IGC Adapter¶
Integrating with Egeria¶
The IBM Information Governance Catalog connector is implemented as a repository proxy that runs through the Egeria OMAG Platform (server chassis). It does so by being implemented as an Open Metadata Repository Connector and implementing the repository-level methods defined by the Metadata Collection interface.
Integrating with IGC¶
The connector communicates with an existing IBM Information Server environment through its REST API. Note that the connector only supports reading metadata from Information Server and is unable to create or update any metadata.
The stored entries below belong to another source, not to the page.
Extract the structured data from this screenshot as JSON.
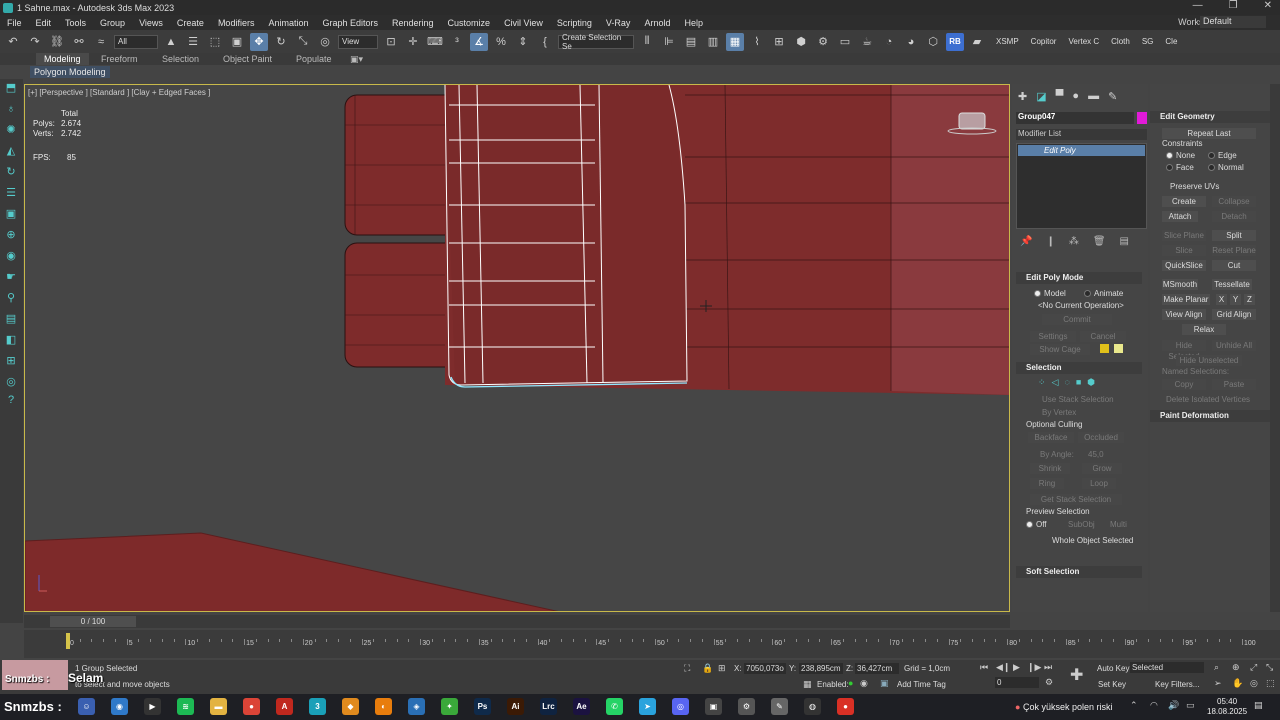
{
  "window": {
    "title": "1 Sahne.max - Autodesk 3ds Max 2023",
    "controls": [
      "—",
      "❐",
      "✕"
    ]
  },
  "menu": {
    "items": [
      "File",
      "Edit",
      "Tools",
      "Group",
      "Views",
      "Create",
      "Modifiers",
      "Animation",
      "Graph Editors",
      "Rendering",
      "Customize",
      "Civil View",
      "Scripting",
      "V-Ray",
      "Arnold",
      "Help"
    ],
    "workspaces_label": "Workspaces:",
    "workspaces_value": "Default"
  },
  "toolbar": {
    "selection_filter": "All",
    "ref_coord": "View",
    "named_selection": "Create Selection Se",
    "rb_label": "RB",
    "xsmp": "XSMP",
    "copitor": "Copitor",
    "vertex": "Vertex C",
    "cloth": "Cloth",
    "sg": "SG",
    "cle": "Cle"
  },
  "ribbon": {
    "tabs": [
      "Modeling",
      "Freeform",
      "Selection",
      "Object Paint",
      "Populate"
    ],
    "active": "Modeling",
    "sub_label": "Polygon Modeling"
  },
  "viewport": {
    "label": "[+] [Perspective ] [Standard ] [Clay + Edged Faces ]",
    "stats": {
      "header": "Total",
      "polys_label": "Polys:",
      "polys": "2.674",
      "verts_label": "Verts:",
      "verts": "2.742",
      "fps_label": "FPS:",
      "fps": "85"
    }
  },
  "command_panel": {
    "object_name": "Group047",
    "object_color": "#e21ad8",
    "modifier_list": "Modifier List",
    "stack_item": "Edit Poly",
    "edit_poly_mode": {
      "header": "Edit Poly Mode",
      "model": "Model",
      "animate": "Animate",
      "operation": "<No Current Operation>",
      "commit": "Commit",
      "settings": "Settings",
      "cancel": "Cancel",
      "show_cage": "Show Cage"
    },
    "selection": {
      "header": "Selection",
      "use_stack": "Use Stack Selection",
      "by_vertex": "By Vertex",
      "optional_culling": "Optional Culling",
      "backface": "Backface",
      "occluded": "Occluded",
      "by_angle": "By Angle:",
      "angle_value": "45,0",
      "shrink": "Shrink",
      "grow": "Grow",
      "ring": "Ring",
      "loop": "Loop",
      "get_stack": "Get Stack Selection",
      "preview": "Preview Selection",
      "off": "Off",
      "subobj": "SubObj",
      "multi": "Multi",
      "whole": "Whole Object Selected"
    },
    "soft_selection": "Soft Selection"
  },
  "edit_geometry": {
    "header": "Edit Geometry",
    "repeat_last": "Repeat Last",
    "constraints": "Constraints",
    "none": "None",
    "edge": "Edge",
    "face": "Face",
    "normal": "Normal",
    "preserve_uvs": "Preserve UVs",
    "create": "Create",
    "collapse": "Collapse",
    "attach": "Attach",
    "detach": "Detach",
    "slice_plane": "Slice Plane",
    "split": "Split",
    "slice": "Slice",
    "reset_plane": "Reset Plane",
    "quickslice": "QuickSlice",
    "cut": "Cut",
    "msmooth": "MSmooth",
    "tessellate": "Tessellate",
    "make_planar": "Make Planar",
    "x": "X",
    "y": "Y",
    "z": "Z",
    "view_align": "View Align",
    "grid_align": "Grid Align",
    "relax": "Relax",
    "hide_selected": "Hide Selected",
    "unhide_all": "Unhide All",
    "hide_unselected": "Hide Unselected",
    "named_selections": "Named Selections:",
    "copy": "Copy",
    "paste": "Paste",
    "delete_isolated": "Delete Isolated Vertices",
    "paint_deformation": "Paint Deformation"
  },
  "timeline": {
    "slider": "0 / 100",
    "ticks": [
      "0",
      "5",
      "10",
      "15",
      "20",
      "25",
      "30",
      "35",
      "40",
      "45",
      "50",
      "55",
      "60",
      "65",
      "70",
      "75",
      "80",
      "85",
      "90",
      "95",
      "100"
    ]
  },
  "status": {
    "selection_msg": "1 Group Selected",
    "prompt": "to select and move objects",
    "x_label": "X:",
    "x": "7050,073o",
    "y_label": "Y:",
    "y": "238,895cm",
    "z_label": "Z:",
    "z": "36,427cm",
    "grid": "Grid = 1,0cm",
    "enabled": "Enabled:",
    "add_time_tag": "Add Time Tag",
    "auto_key": "Auto Key",
    "selected": "Selected",
    "set_key": "Set Key",
    "key_filters": "Key Filters...",
    "frame": "0"
  },
  "overlay": {
    "snm1": "Snmzbs :",
    "selam": "Selam",
    "snm2": "Snmzbs :"
  },
  "taskbar": {
    "weather": "Çok yüksek polen riski",
    "time": "05:40",
    "date": "18.08.2025",
    "apps": [
      {
        "name": "finder-app",
        "label": "☺",
        "color": "#3a5fb0"
      },
      {
        "name": "chrome-like-app",
        "label": "◉",
        "color": "#2f79c9"
      },
      {
        "name": "media-player-app",
        "label": "▶",
        "color": "#333"
      },
      {
        "name": "spotify-app",
        "label": "≋",
        "color": "#1db954"
      },
      {
        "name": "file-explorer-app",
        "label": "▬",
        "color": "#e3b341"
      },
      {
        "name": "chrome-app",
        "label": "●",
        "color": "#db4437"
      },
      {
        "name": "acrobat-app",
        "label": "A",
        "color": "#c0281e"
      },
      {
        "name": "3dsmax-app",
        "label": "3",
        "color": "#1aa0b8"
      },
      {
        "name": "box-app",
        "label": "◆",
        "color": "#e08a1e"
      },
      {
        "name": "blender-app",
        "label": "◐",
        "color": "#e87d0d"
      },
      {
        "name": "security-app",
        "label": "◈",
        "color": "#2a6fb5"
      },
      {
        "name": "leaf-app",
        "label": "✦",
        "color": "#3aa83a"
      },
      {
        "name": "photoshop-app",
        "label": "Ps",
        "color": "#0f2a4a"
      },
      {
        "name": "illustrator-app",
        "label": "Ai",
        "color": "#3b1a05"
      },
      {
        "name": "lightroom-app",
        "label": "Lrc",
        "color": "#0f2340"
      },
      {
        "name": "after-effects-app",
        "label": "Ae",
        "color": "#1b1240"
      },
      {
        "name": "whatsapp-app",
        "label": "✆",
        "color": "#25d366"
      },
      {
        "name": "telegram-app",
        "label": "➤",
        "color": "#2aa3dd"
      },
      {
        "name": "discord-app",
        "label": "◎",
        "color": "#5865f2"
      },
      {
        "name": "monitor-app",
        "label": "▣",
        "color": "#444"
      },
      {
        "name": "settings-app",
        "label": "⚙",
        "color": "#555"
      },
      {
        "name": "tool-app",
        "label": "✎",
        "color": "#666"
      },
      {
        "name": "record-app",
        "label": "◍",
        "color": "#333"
      },
      {
        "name": "red-app",
        "label": "●",
        "color": "#d93025"
      }
    ]
  }
}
Write operations can only be done by a user directly through IBM Information Server's supported web UIs or thick clients.
Capabilities¶
Read-only open metadata repository connector
Conformant to the mandatory CTS profile (metadata sharing)
including some additional search operations
Common metadata entities are pre-mapped
- Database information (host, database, schema, table, column)
- File information (host, folder, file, record, field)
- Glossary information (category, term)
Common relationships are pre-mapped
- Technical metadata containment (for the entities above)
- Technical / business metadata relationships (ie. semantic assignment)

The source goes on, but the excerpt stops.